Tu Yu-Kang
Department of Public Health and Institute of Epidemiology & Preventive Medicine, College of Public Health, National Taiwan University, Taipei, Taiwan.
Value Health. 2015 Dec;18(8):1120-5. doi: 10.1016/j.jval.2015.10.002. Epub 2015 Nov 12.
Network meta-analysis compares multiple treatments by incorporating direct and indirect evidence into a general statistical framework. One issue with the validity of network meta-analysis is inconsistency between direct and indirect evidence within a loop formed by three treatments. Recently, the inconsistency issue has been explored further and a complex design-by-treatment interaction model proposed.
The aim of this article was to show how to evaluate the design-by-treatment interaction model using the generalized linear mixed model.
We proposed an arm-based approach to evaluating the design-by-treatment inconsistency, which is flexible in modeling different types of outcome variables. We used the smoking cessation data to compare results from our arm-based approach with those from the standard contrast-based approach.

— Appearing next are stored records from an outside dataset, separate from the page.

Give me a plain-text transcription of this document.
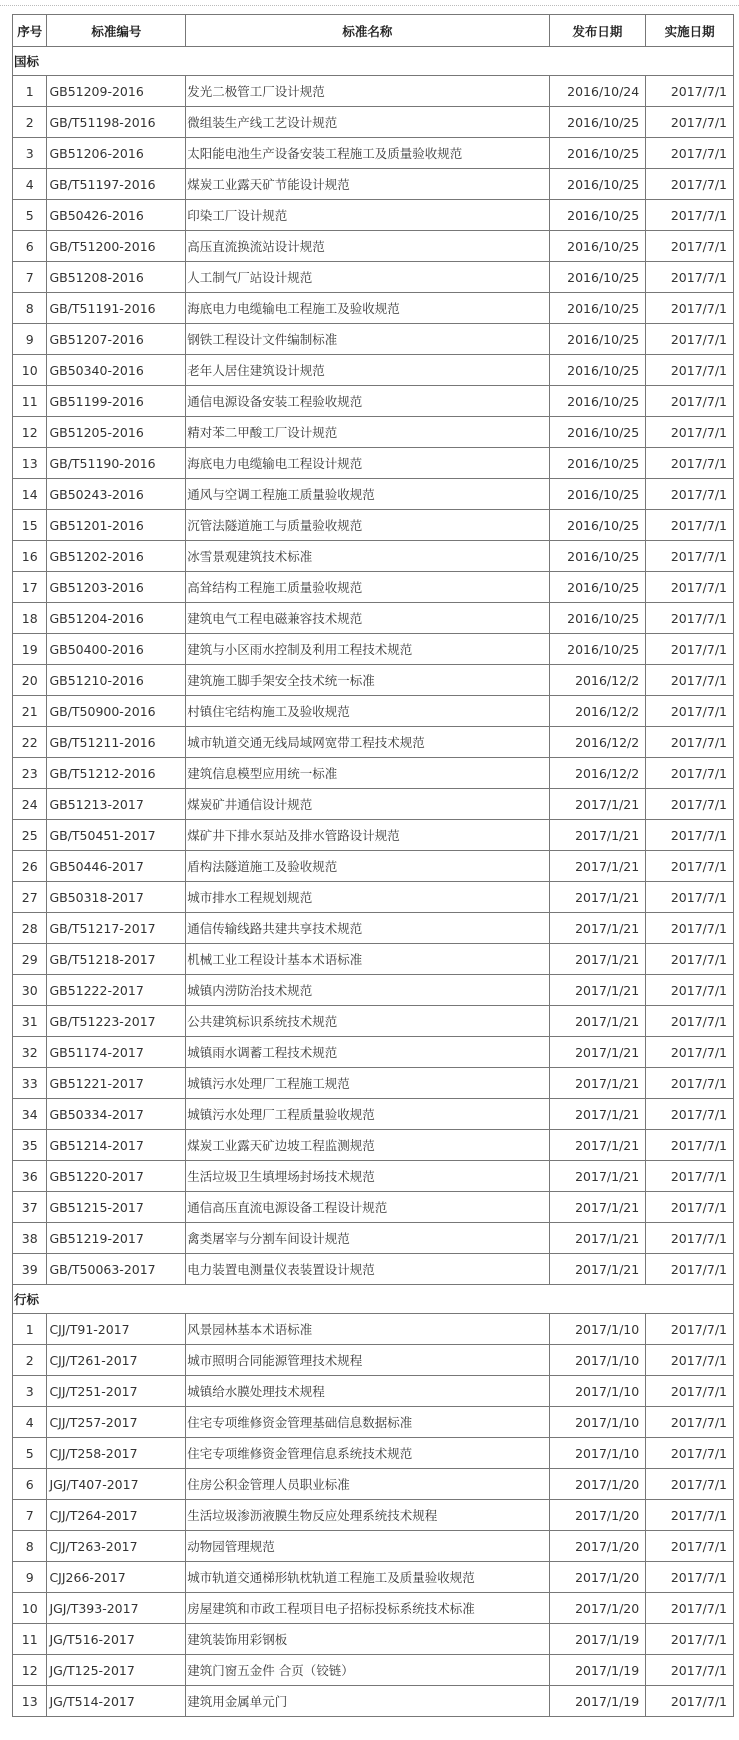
序号	标准编号	标准名称	发布日期	实施日期
国标				
1	GB51209-2016	发光二极管工厂设计规范	2016/10/24	2017/7/1
2	GB/T51198-2016	微组装生产线工艺设计规范	2016/10/25	2017/7/1
3	GB51206-2016	太阳能电池生产设备安装工程施工及质量验收规范	2016/10/25	2017/7/1
4	GB/T51197-2016	煤炭工业露天矿节能设计规范	2016/10/25	2017/7/1
5	GB50426-2016	印染工厂设计规范	2016/10/25	2017/7/1
6	GB/T51200-2016	高压直流换流站设计规范	2016/10/25	2017/7/1
7	GB51208-2016	人工制气厂站设计规范	2016/10/25	2017/7/1
8	GB/T51191-2016	海底电力电缆输电工程施工及验收规范	2016/10/25	2017/7/1
9	GB51207-2016	钢铁工程设计文件编制标准	2016/10/25	2017/7/1
10	GB50340-2016	老年人居住建筑设计规范	2016/10/25	2017/7/1
11	GB51199-2016	通信电源设备安装工程验收规范	2016/10/25	2017/7/1
12	GB51205-2016	精对苯二甲酸工厂设计规范	2016/10/25	2017/7/1
13	GB/T51190-2016	海底电力电缆输电工程设计规范	2016/10/25	2017/7/1
14	GB50243-2016	通风与空调工程施工质量验收规范	2016/10/25	2017/7/1
15	GB51201-2016	沉管法隧道施工与质量验收规范	2016/10/25	2017/7/1
16	GB51202-2016	冰雪景观建筑技术标准	2016/10/25	2017/7/1
17	GB51203-2016	高耸结构工程施工质量验收规范	2016/10/25	2017/7/1
18	GB51204-2016	建筑电气工程电磁兼容技术规范	2016/10/25	2017/7/1
19	GB50400-2016	建筑与小区雨水控制及利用工程技术规范	2016/10/25	2017/7/1
20	GB51210-2016	建筑施工脚手架安全技术统一标准	2016/12/2	2017/7/1
21	GB/T50900-2016	村镇住宅结构施工及验收规范	2016/12/2	2017/7/1
22	GB/T51211-2016	城市轨道交通无线局域网宽带工程技术规范	2016/12/2	2017/7/1
23	GB/T51212-2016	建筑信息模型应用统一标准	2016/12/2	2017/7/1
24	GB51213-2017	煤炭矿井通信设计规范	2017/1/21	2017/7/1
25	GB/T50451-2017	煤矿井下排水泵站及排水管路设计规范	2017/1/21	2017/7/1
26	GB50446-2017	盾构法隧道施工及验收规范	2017/1/21	2017/7/1
27	GB50318-2017	城市排水工程规划规范	2017/1/21	2017/7/1
28	GB/T51217-2017	通信传输线路共建共享技术规范	2017/1/21	2017/7/1
29	GB/T51218-2017	机械工业工程设计基本术语标准	2017/1/21	2017/7/1
30	GB51222-2017	城镇内涝防治技术规范	2017/1/21	2017/7/1
31	GB/T51223-2017	公共建筑标识系统技术规范	2017/1/21	2017/7/1
32	GB51174-2017	城镇雨水调蓄工程技术规范	2017/1/21	2017/7/1
33	GB51221-2017	城镇污水处理厂工程施工规范	2017/1/21	2017/7/1
34	GB50334-2017	城镇污水处理厂工程质量验收规范	2017/1/21	2017/7/1
35	GB51214-2017	煤炭工业露天矿边坡工程监测规范	2017/1/21	2017/7/1
36	GB51220-2017	生活垃圾卫生填埋场封场技术规范	2017/1/21	2017/7/1
37	GB51215-2017	通信高压直流电源设备工程设计规范	2017/1/21	2017/7/1
38	GB51219-2017	禽类屠宰与分割车间设计规范	2017/1/21	2017/7/1
39	GB/T50063-2017	电力装置电测量仪表装置设计规范	2017/1/21	2017/7/1
行标				
1	CJJ/T91-2017	风景园林基本术语标准	2017/1/10	2017/7/1
2	CJJ/T261-2017	城市照明合同能源管理技术规程	2017/1/10	2017/7/1
3	CJJ/T251-2017	城镇给水膜处理技术规程	2017/1/10	2017/7/1
4	CJJ/T257-2017	住宅专项维修资金管理基础信息数据标准	2017/1/10	2017/7/1
5	CJJ/T258-2017	住宅专项维修资金管理信息系统技术规范	2017/1/10	2017/7/1
6	JGJ/T407-2017	住房公积金管理人员职业标准	2017/1/20	2017/7/1
7	CJJ/T264-2017	生活垃圾渗沥液膜生物反应处理系统技术规程	2017/1/20	2017/7/1
8	CJJ/T263-2017	动物园管理规范	2017/1/20	2017/7/1
9	CJJ266-2017	城市轨道交通梯形轨枕轨道工程施工及质量验收规范	2017/1/20	2017/7/1
10	JGJ/T393-2017	房屋建筑和市政工程项目电子招标投标系统技术标准	2017/1/20	2017/7/1
11	JG/T516-2017	建筑装饰用彩钢板	2017/1/19	2017/7/1
12	JG/T125-2017	建筑门窗五金件 合页（铰链）	2017/1/19	2017/7/1
13	JG/T514-2017	建筑用金属单元门	2017/1/19	2017/7/1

Because the contrast-based approach requires transformation of data, our example showed that such a transformation may yield biases in the treatment effect and inconsistency evaluation, when event rates were low in some treatments. We also compared contrast-based and arm-based models in the evaluation of design inconsistency when different heterogeneity variances were estimated, and the arm-based model yielded more accurate results.
Because some statistical software commands can detect the collinearity among variables and automatically remove the redundant ones, we can use this advantage to help with placing the inconsistency parameters. This could be very useful for a network meta-analysis involving many designs and treatments.
网络荟萃分析通过将直接证据和间接证据纳入一个通用的统计框架来比较多种治疗方法。网络荟萃分析有效性的一个问题是在由三种治疗方法构成的循环中直接证据和间接证据之间的不一致性。最近,对不一致性问题进行了进一步探索,并提出了一种复杂的设计-治疗交互模型。
本文旨在展示如何使用广义线性混合模型评估设计-治疗交互模型。
我们提出了一种基于组的方法来评估设计-治疗不一致性,该方法在对不同类型的结果变量进行建模时具有灵活性。我们使用戒烟数据将基于组的方法的结果与基于标准对比的方法的结果进行比较。
由于基于对比的方法需要对数据进行转换,我们的示例表明,当某些治疗方法的事件发生率较低时,这种转换可能会在治疗效果和不一致性评估中产生偏差。我们还在估计不同异质性方差时比较了基于对比的模型和基于组的模型在设计不一致性评估中的情况,基于组的模型产生了更准确的结果。
由于一些统计软件命令可以检测变量之间的共线性并自动去除冗余变量,我们可以利用这一优势来帮助放置不一致性参数。这对于涉及许多设计和治疗方法的网络荟萃分析可能非常有用。